The end character of the first shall be different from the starting character of the second.
Then we can part the repetition vector between them in all the ways, such that the sum of the components of the first is $R-S$ and that of the second is $S$. That means that $\bf{r}$ is reparted into $\bf{r-s}$ and $\bf{s}$. Both vectors shall have at least one positive component.
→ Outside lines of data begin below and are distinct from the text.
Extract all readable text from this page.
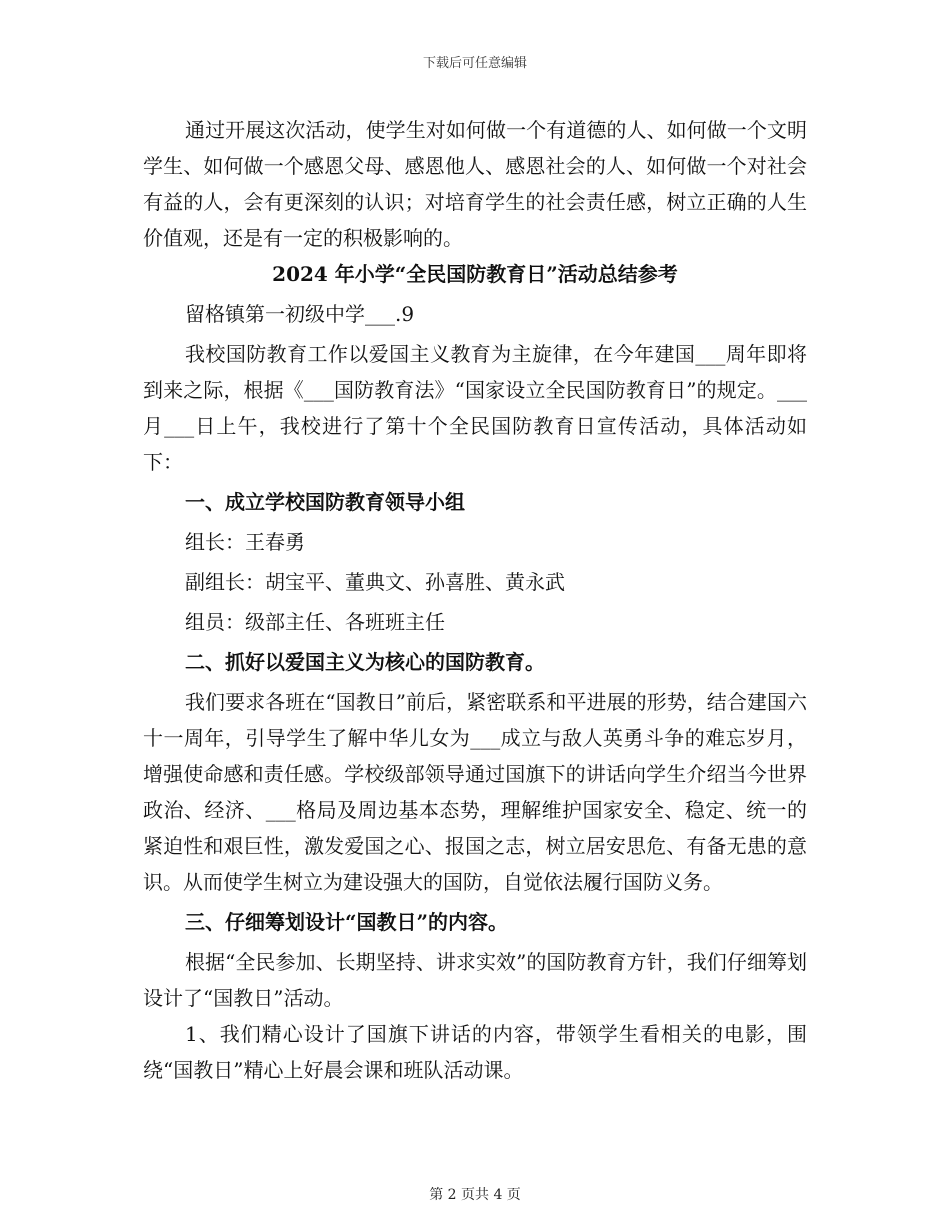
下载后可任意编辑

通过开展这次活动，使学生对如何做一个有道德的人、如何做一个文明学生、如何做一个感恩父母、感恩他人、感恩社会的人、如何做一个对社会有益的人，会有更深刻的认识；对培育学生的社会责任感，树立正确的人生价值观，还是有一定的积极影响的。

2024 年小学“全民国防教育日”活动总结参考

留格镇第一初级中学___.9

我校国防教育工作以爱国主义教育为主旋律，在今年建国___周年即将到来之际，根据《___国防教育法》“国家设立全民国防教育日”的规定。___月___日上午，我校进行了第十个全民国防教育日宣传活动，具体活动如下：

一、成立学校国防教育领导小组

组长：王春勇

副组长：胡宝平、董典文、孙喜胜、黄永武

组员：级部主任、各班班主任

二、抓好以爱国主义为核心的国防教育。

我们要求各班在“国教日”前后，紧密联系和平进展的形势，结合建国六十一周年，引导学生了解中华儿女为___成立与敌人英勇斗争的难忘岁月，增强使命感和责任感。学校级部领导通过国旗下的讲话向学生介绍当今世界政治、经济、___格局及周边基本态势，理解维护国家安全、稳定、统一的紧迫性和艰巨性，激发爱国之心、报国之志，树立居安思危、有备无患的意识。从而使学生树立为建设强大的国防，自觉依法履行国防义务。

三、仔细筹划设计“国教日”的内容。

根据“全民参加、长期坚持、讲求实效”的国防教育方针，我们仔细筹划设计了“国教日”活动。

1、我们精心设计了国旗下讲话的内容，带领学生看相关的电影，围绕“国教日”精心上好晨会课和班队活动课。

第 2 页共 4 页
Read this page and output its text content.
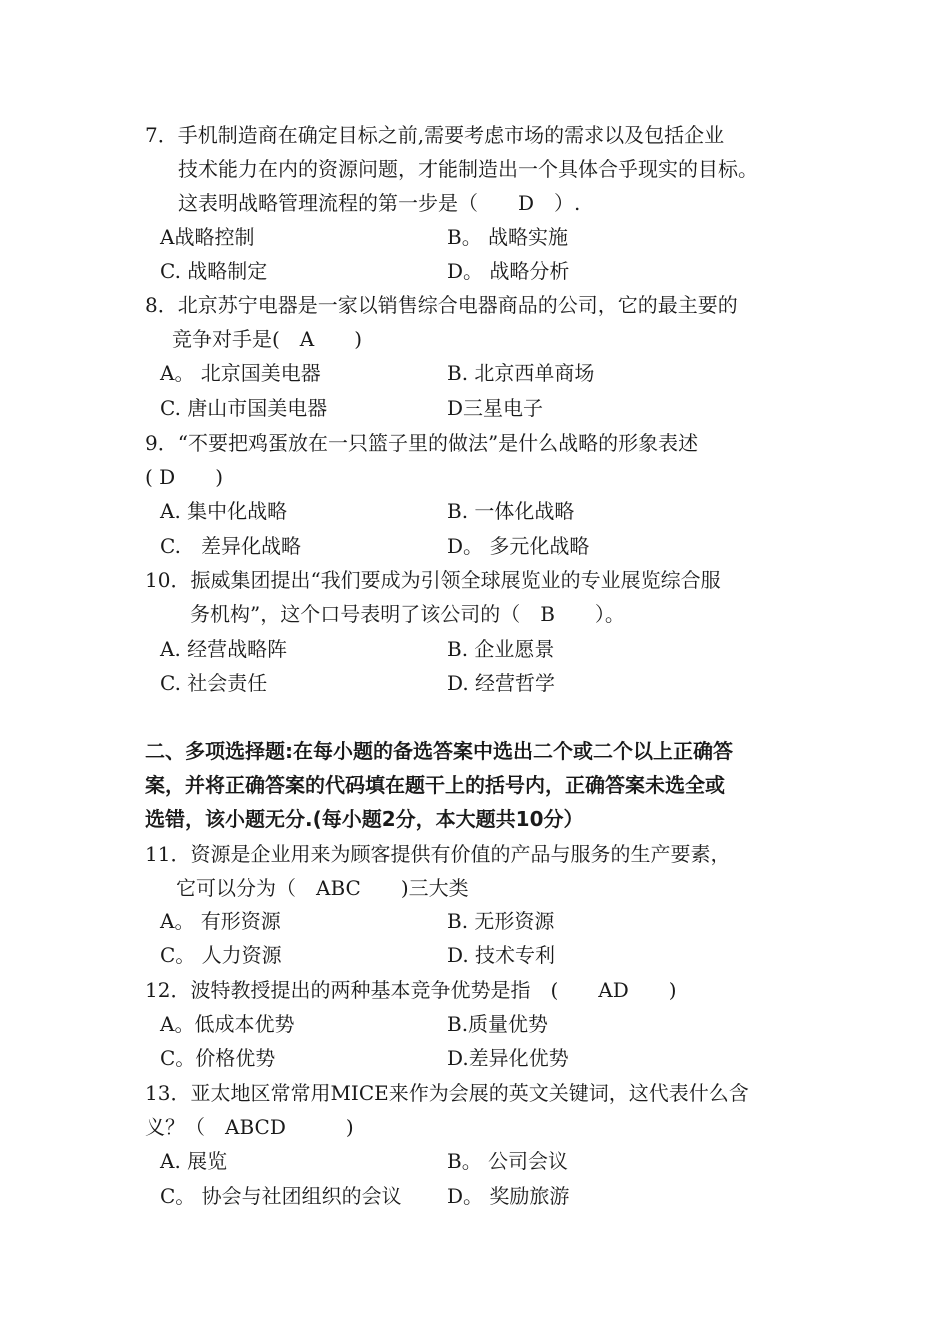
7．手机制造商在确定目标之前,需要考虑市场的需求以及包括企业
技术能力在内的资源问题，才能制造出一个具体合乎现实的目标。
这表明战略管理流程的第一步是（　　D　）.
A战略控制	B。 战略实施
C. 战略制定	D。 战略分析
8．北京苏宁电器是一家以销售综合电器商品的公司，它的最主要的
竞争对手是(　A　　)
A。 北京国美电器	B. 北京西单商场
C. 唐山市国美电器	D三星电子
9．“不要把鸡蛋放在一只篮子里的做法”是什么战略的形象表述
( D　　)
A. 集中化战略	B. 一体化战略
C.　差异化战略	D。 多元化战略
10．振威集团提出“我们要成为引领全球展览业的专业展览综合服
务机构”，这个口号表明了该公司的（　B　　）。
A. 经营战略阵	B. 企业愿景
C. 社会责任	D. 经营哲学
二、多项选择题:在每小题的备选答案中选出二个或二个以上正确答
案，并将正确答案的代码填在题干上的括号内，正确答案未选全或
选错，该小题无分.(每小题2分，本大题共10分）
11．资源是企业用来为顾客提供有价值的产品与服务的生产要素，
它可以分为（　ABC　　)三大类
A。 有形资源	B. 无形资源
C。 人力资源	D. 技术专利
12．波特教授提出的两种基本竞争优势是指　(　　AD　　)
A。低成本优势	B.质量优势
C。价格优势	D.差异化优势
13．亚太地区常常用MICE来作为会展的英文关键词，这代表什么含
义？（　ABCD　　　)
A. 展览	B。 公司会议
C。 协会与社团组织的会议 D。 奖励旅游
However, with the conditions established above $N_{\,0} (\mathbf{0},a,b) = 0\quad \left| {\;1 \leqslant n} \right.$

We can therefore write $N_{\,0} (\mathbf{r},a,b)$ as the following sum in $j,k,\bf{s}$ $$\bbox[lightyellow] { \begin{gathered} N_{\,0} (\mathbf{r},a,b) = \left[ {1 = R} \right]\left[ {a = b = k:r_{\,k} \ne 0} \right] + \hfill \\ + \left[ {2 \leqslant R} \right]\sum\limits_{\left\{ \begin{subarray}{l} 1 \leqslant \,k \ne \,j\, \leqslant \,n \\ \mathbf{0}\, \leqslant \,\mathbf{s}\, \leqslant \,\mathbf{r}\, \\ 0 < \,\sum\limits_l {s_{\,l} } = S\, < \,R \end{subarray} \right.} {N_{\,0} (\mathbf{r} - \mathbf{s},a,k)\;N_{\,0} (\mathbf{s},j,b)} \hfill \\ \end{gathered} \tag{3} }$$

Then, for $S=1$ , (and $2 \le R$), in particular, we have $$\bbox[lightyellow] { \begin{gathered} N_{\,0} (\mathbf{r},a,b) = \sum\limits_{\left\{ \begin{subarray}{l} 1 \leqslant \,k \ne \,j\, \leqslant \,n \\ \mathbf{0} \leqslant \,\mathbf{s}\, \leqslant \,\mathbf{r} \\ 0 < \sum\limits_l {s_{\,l} } = 1\, < \,R \end{subarray} \right.} {N_{\,0} (\mathbf{r} - \mathbf{s},a,k)N_{\,0} (\mathbf{s},j,b)} = \hfill \\ = \sum\limits_{\left\{ \begin{subarray}{l} 1 \leqslant \,k \ne \,j\, \leqslant \,n \\ 1 \leqslant \,l\, \leqslant \,n \\ 1 < \,R \end{subarray} \right.} {N_{\,0} \left( {\left( {r_{\,1} ,\, \cdots ,r_{\,l} - 1,\, \cdots ,\,r_{\,n} } \right),a,k} \right)\;N_{\,0} \left( {\left( {0,\, \cdots ,1_{\,\left( l \right)} ,\, \cdots ,\,0} \right),j,b} \right)} = \hfill \\ = \sum\limits_{\left\{ \begin{subarray}{l} 1 \leqslant \,k \ne \,j\, \leqslant \,n \\ 1 \leqslant \,l\, \leqslant \,n \\ 1 < \,R \end{subarray} \right.} {N_{\,0} (\left( {r_{\,1} ,\, \cdots ,r_{\,l} - 1,\, \cdots ,\,r_{\,n} } \right),a,k)\;\left[ {l = j = b} \right]} = \hfill \\ = \sum\limits_{\left\{ \begin{subarray}{l} 1 \leqslant \,k \ne \,b\, \leqslant \,n \\ 1 < \,R \end{subarray} \right.} {N_{\,0} (\left( {r_{\,1} ,\, \cdots ,r_{\,b} - 1,\, \cdots ,\,r_{\,n} } \right),a,k)} = \hfill \\ = \sum\limits_{1 \leqslant \,k \ne \,b\, \leqslant \,n} {N_{\,0} (\mathbf{r} - \mathbf{u}(b),a,k)} = \hfill \\ = \sum\limits_{1 \leqslant \,k\, \leqslant \,n} {N_{\,0} (\mathbf{r} - \mathbf{u}(b),a,k)} - N_{\,0} (\mathbf{r} - \mathbf{u}(b),a,b) \hfill \\ \end{gathered} \tag{4} }$$

which I checked to be correct against a dozen of cases.